True, also, it has been held in other states,—see Commonwealth v. Richards, 18 Pick. 434 (Mass ) ; State v. Fitzgerald, 19 N. W. Rep. N. S. 202 (Iowa),—that evidence was received to show what a deceased witness stated on a preliminary examination, and although a constitutional barrier existed similar to ours. The extent to which the authorities in this state have proceeded, has only permitted the evidence of a deceased witness upon a former trial of the same indictment to be used. See People v. Newman, 5 Hill, 295; Crary v. Sprague, 12 Wend. 41. And in the first of these cases it was expressly held, that the public prosecutor could not use the testimony given by a witness on a former trial, though he be absent from the state. And it was suggested in that case, that the rule which allowed the evidence of a deceased witness to be admitted in civil cases should not be applied to criminal proceedings, and the judgment in the case of Finn v. Commonwealth, 5 Rand. 701, 708, was approved, in which Brookenbrough, J., said, that even the death of the witness could not in a criminal case be allowed as a reason for receiving his former testimony. Reference was made in the per curiam opinion to the case of Crary v. Sprague, in which a different opinion was intimated. The court said it was not necessary to decide that point, however, because the case then in hand was one of mere absence from the territorial jurisdiction of the court. Justice Nelson said, in Crary v. Sprague, that the testimony of a witness could not be received, unless he were dead and his death were affirmatively shown, and proceeded further to say : “ Even diligent inquiry without being able to find the witness is not sufficient, though it is obvious there can be scarcely a shade of difference between the two cases (death and absence), either in principle or hardship.”

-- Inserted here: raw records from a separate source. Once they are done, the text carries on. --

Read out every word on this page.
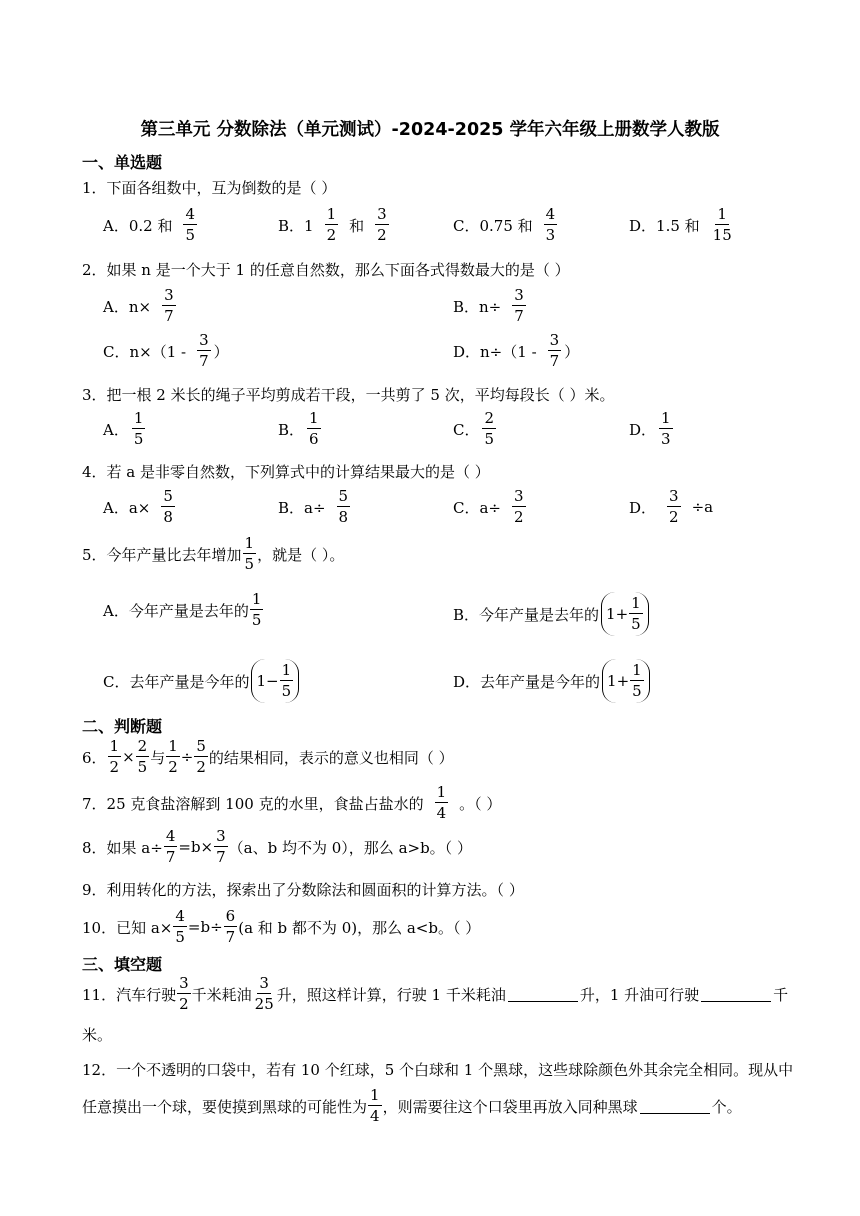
第三单元 分数除法（单元测试）-2024-2025 学年六年级上册数学人教版
一、单选题
1．下面各组数中，互为倒数的是（ ）
A．0.2 和 $\frac{4}{5}$	B．$1 \frac{1}{2}$ 和 $\frac{3}{2}$	C．0.75 和 $\frac{4}{3}$	D．1.5 和 $\frac{1}{15}$
2．如果 n 是一个大于 1 的任意自然数，那么下面各式得数最大的是（ ）
A．$n\times \frac{3}{7}$	B．$n\div \frac{3}{7}$
C．$n\times(1 - \frac{3}{7}$ ）	D．$n\div(1 - \frac{3}{7}$ ）
3．把一根 2 米长的绳子平均剪成若干段，一共剪了 5 次，平均每段长（ ）米。
A． $\frac{1}{5}$	B． $\frac{1}{6}$	C． $\frac{2}{5}$	D． $\frac{1}{3}$
4．若 a 是非零自然数，下列算式中的计算结果最大的是（ ）
A．$a\times \frac{5}{8}$	B．$a\div \frac{5}{8}$	C．$a\div \frac{3}{2}$	D． $\frac{3}{2} \div a$
5．今年产量比去年增加 $\frac{1}{5}$ ，就是（ ）。
A．今年产量是去年的 $\frac{1}{5}$	B．今年产量是去年的 $1+ \frac{1}{5}$
C．去年产量是今年的 $1- \frac{1}{5}$	D．去年产量是今年的 $1+ \frac{1}{5}$
二、判断题
6． $\frac{1}{2} \times \frac{2}{5}$ 与 $\frac{1}{2} \div \frac{5}{2}$ 的结果相同，表示的意义也相同（ ）
7．25 克食盐溶解到 100 克的水里，食盐占盐水的 $\frac{1}{4}$ 。（ ）
8．如果 $a\div \frac{4}{7} =b\times \frac{3}{7} (a$、b 均不为 0），那么 a>b。（ ）
9．利用转化的方法，探索出了分数除法和圆面积的计算方法。（ ）
10．已知 $a\times \frac{4}{5} =b\div \frac{6}{7} (a$ 和 b 都不为 0)，那么 a<b。（ ）
三、填空题
11．汽车行驶 $\frac{3}{2}$ 千米耗油 $\frac{3}{25}$ 升，照这样计算，行驶 1 千米耗油	升，1 升油可行驶	千
米。
12．一个不透明的口袋中，若有 10 个红球，5 个白球和 1 个黑球，这些球除颜色外其余完全相同。现从中
任意摸出一个球，要使摸到黑球的可能性为 $\frac{1}{4}$ ，则需要往这个口袋里再放入同种黑球	个。
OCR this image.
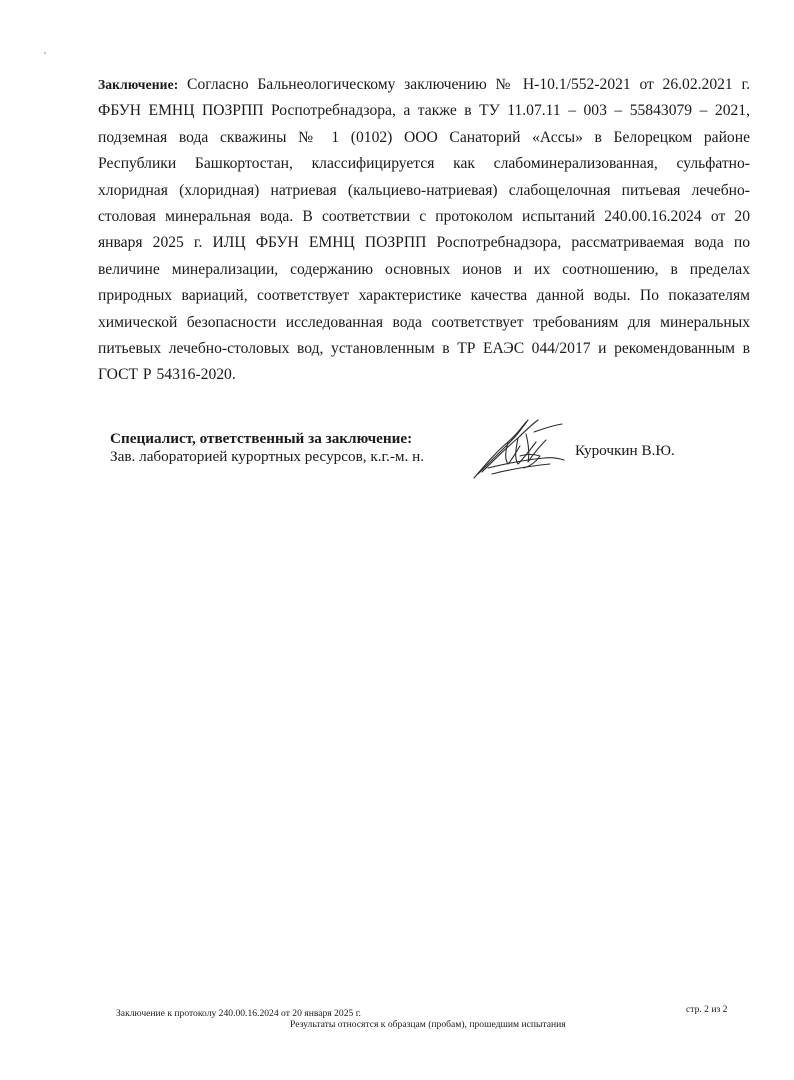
'

Заключение: Согласно Бальнеологическому заключению № Н-10.1/552-2021 от 26.02.2021 г. ФБУН ЕМНЦ ПОЗРПП Роспотребнадзора, а также в ТУ 11.07.11 – 003 – 55843079 – 2021, подземная вода скважины № 1 (0102) ООО Санаторий «Ассы» в Белорецком районе Республики Башкортостан, классифицируется как слабоминерализованная, сульфатно-хлоридная (хлоридная) натриевая (кальциево-натриевая) слабощелочная питьевая лечебно-столовая минеральная вода. В соответствии с протоколом испытаний 240.00.16.2024 от 20 января 2025 г. ИЛЦ ФБУН ЕМНЦ ПОЗРПП Роспотребнадзора, рассматриваемая вода по величине минерализации, содержанию основных ионов и их соотношению, в пределах природных вариаций, соответствует характеристике качества данной воды. По показателям химической безопасности исследованная вода соответствует требованиям для минеральных питьевых лечебно-столовых вод, установленным в ТР ЕАЭС 044/2017 и рекомендованным в ГОСТ Р 54316-2020.

Специалист, ответственный за заключение:
Зав. лабораторией курортных ресурсов, к.г.-м. н.	Курочкин В.Ю.
Заключение к протоколу 240.00.16.2024 от 20 января 2025 г.	стр. 2 из 2
Результаты относятся к образцам (пробам), прошедшим испытания
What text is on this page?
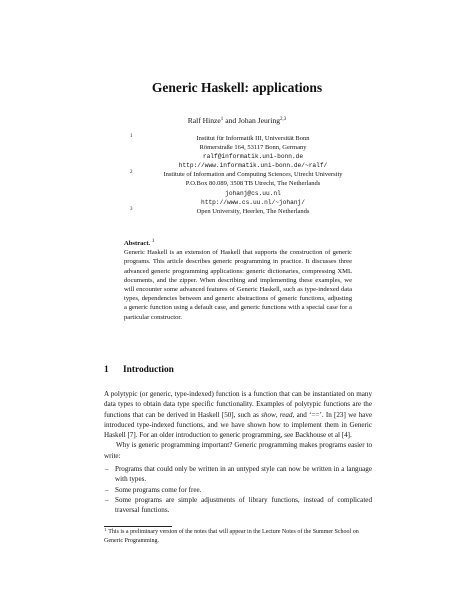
Generic Haskell: applications
Ralf Hinze$^1$ and Johan Jeuring$^{2,3}$
1	Institut für Informatik III, Universität Bonn
Römerstraße 164, 53117 Bonn, Germany
ralf@informatik.uni-bonn.de
http://www.informatik.uni-bonn.de/~ralf/
2	Institute of Information and Computing Sciences, Utrecht University
P.O.Box 80.089, 3508 TB Utrecht, The Netherlands
johanj@cs.uu.nl
http://www.cs.uu.nl/~johanj/
3	Open University, Heerlen, The Netherlands
Abstract. $^1$
Generic Haskell is an extension of Haskell that supports the construction of generic programs. This article describes generic programming in practice. It discusses three advanced generic programming applications: generic dictionaries, compressing XML documents, and the zipper. When describing and implementing these examples, we will encounter some advanced features of Generic Haskell, such as type-indexed data types, dependencies between and generic abstractions of generic functions, adjusting a generic function using a default case, and generic functions with a special case for a particular constructor.
1 Introduction

A polytypic (or generic, type-indexed) function is a function that can be instantiated on many data types to obtain data type specific functionality. Examples of polytypic functions are the functions that can be derived in Haskell [50], such as show, read, and ‘==’. In [23] we have introduced type-indexed functions, and we have shown how to implement them in Generic Haskell [7]. For an older introduction to generic programming, see Backhouse et al [4].

Why is generic programming important? Generic programming makes programs easier to write:

– Programs that could only be written in an untyped style can now be written in a language with types.
– Some programs come for free.
– Some programs are simple adjustments of library functions, instead of complicated traversal functions.
$^1$ This is a preliminary version of the notes that will appear in the Lecture Notes of the Summer School on Generic Programming.
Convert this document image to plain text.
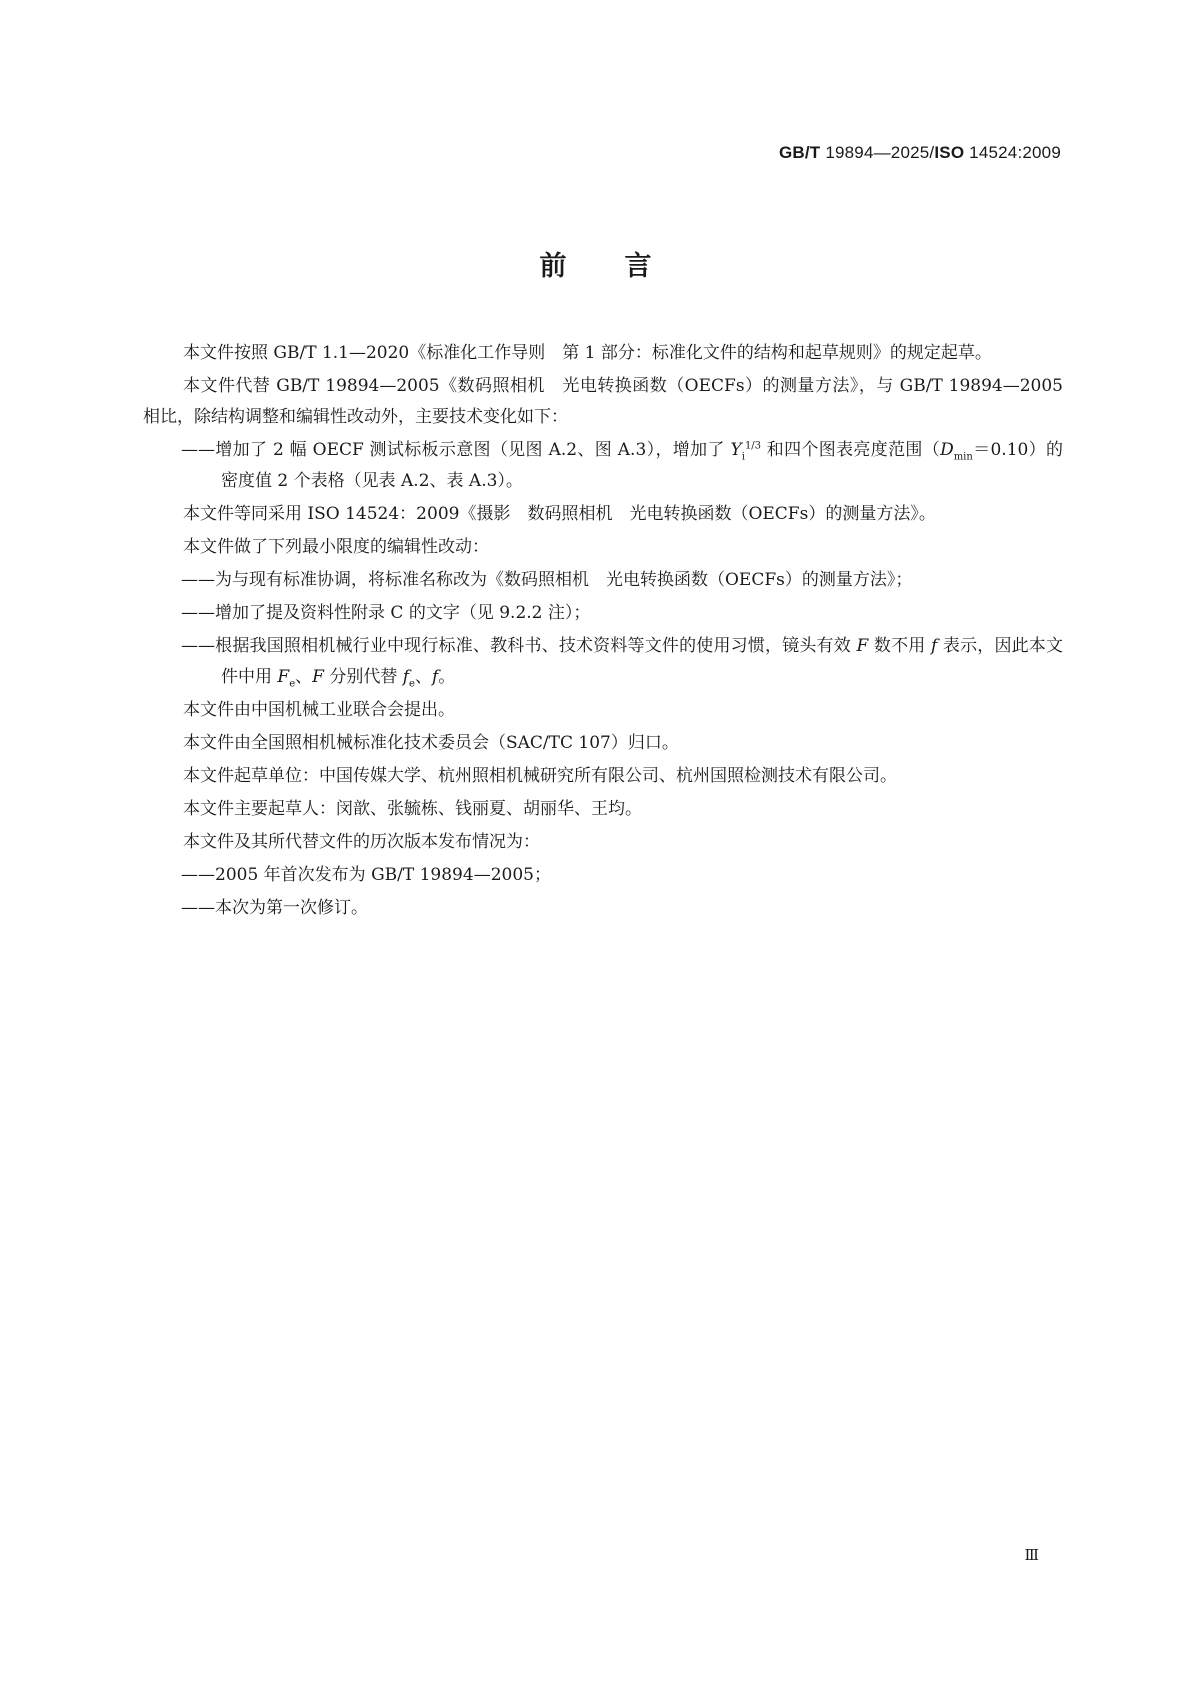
GB/T 19894—2025/ISO 14524:2009
前言

本文件按照 GB/T 1.1—2020《标准化工作导则　第 1 部分：标准化文件的结构和起草规则》的规定起草。

本文件代替 GB/T 19894—2005《数码照相机　光电转换函数（OECFs）的测量方法》，与 GB/T 19894—2005 相比，除结构调整和编辑性改动外，主要技术变化如下：

——增加了 2 幅 OECF 测试标板示意图（见图 A.2、图 A.3），增加了 $Y_i^{1/3}$ 和四个图表亮度范围$(D_{min}=0.10)$的密度值 2 个表格（见表 A.2、表 A.3）。

本文件等同采用 ISO 14524：2009《摄影　数码照相机　光电转换函数（OECFs）的测量方法》。

本文件做了下列最小限度的编辑性改动：

——为与现有标准协调，将标准名称改为《数码照相机　光电转换函数（OECFs）的测量方法》；

——增加了提及资料性附录 C 的文字（见 9.2.2 注）；

——根据我国照相机械行业中现行标准、教科书、技术资料等文件的使用习惯，镜头有效 F 数不用 f 表示，因此本文件中用 $F_e$、F 分别代替 $f_e$、f。

本文件由中国机械工业联合会提出。

本文件由全国照相机械标准化技术委员会（SAC/TC 107）归口。

本文件起草单位：中国传媒大学、杭州照相机械研究所有限公司、杭州国照检测技术有限公司。

本文件主要起草人：闵歆、张毓栋、钱丽夏、胡丽华、王均。

本文件及其所代替文件的历次版本发布情况为：

——2005 年首次发布为 GB/T 19894—2005；

——本次为第一次修订。

Ⅲ
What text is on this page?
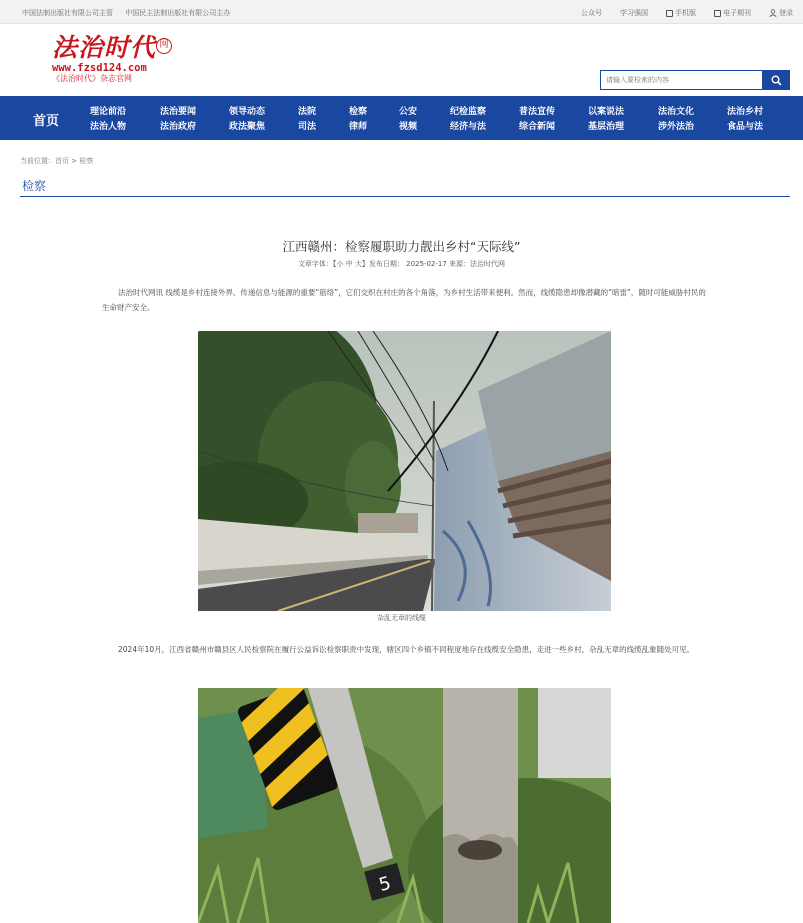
中国法制出版社有限公司主管 中国民主法制出版社有限公司主办	公众号	学习强国	手机版	电子期刊	登录
法治时代 网
www.fzsd124.com
《法治时代》杂志官网
请输入要检索的内容
首页
理论前沿
法治人物
法治要闻
法治政府
领导动态
政法聚焦
法院
司法
检察
律师
公安
视频
纪检监察
经济与法
普法宣传
综合新闻
以案说法
基层治理
法治文化
涉外法治
法治乡村
食品与法
当前位置：首页 > 检察
检察
江西赣州：检察履职助力靓出乡村“天际线”
文章字体：【小 中 大】发布日期： 2025-02-17 来源：法治时代网
法治时代网讯 线缆是乡村连接外界、传递信息与能源的重要“筋络”，它们交织在村庄的各个角落，为乡村生活带来便利。然而，线缆隐患却像潜藏的“暗雷”，随时可能威胁村民的生命财产安全。
杂乱无章的线缆
2024年10月，江西省赣州市赣县区人民检察院在履行公益诉讼检察职责中发现，辖区四个乡镇不同程度地存在线缆安全隐患，走进一些乡村，杂乱无章的线缆乱象随处可见。
5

It is true, as remarked by Justice Nelson, that there is scarcely a shade of difference between the principle upon which evidence of a deceased witness, is admitted, and that of an *79absent witness whose presence cannot be secured by diligent search. But it is quite apparent that in allowing the evidence of a deceased witness upon a former trial where the right of examination was secured and in the presence of the jury, the inroad upon the constitutional protection was carried as far as it should be. It ought not to be extended to the evidence given upon a preliminary examination of a witness not dead but not able to be found. People v. Newman, supra, sustains this proposition, and it should be preserved. There is a wide distinction between a preliminary proceeding and a trial, and the cases to which reference has been made form no precedent for the section under consideration. Its passage is regarded as having been .ill-advised and improvident, and its repudiation as a part of the law of the state should be declared at once. It cannot be too soon done.

The judgment appealed from should for these reasons be reversed, and a new trial ordered.

Judgment affirmed.

As to effect of the XIV. amendment to U. S. Const., see opinion of Davis, P. J., infra.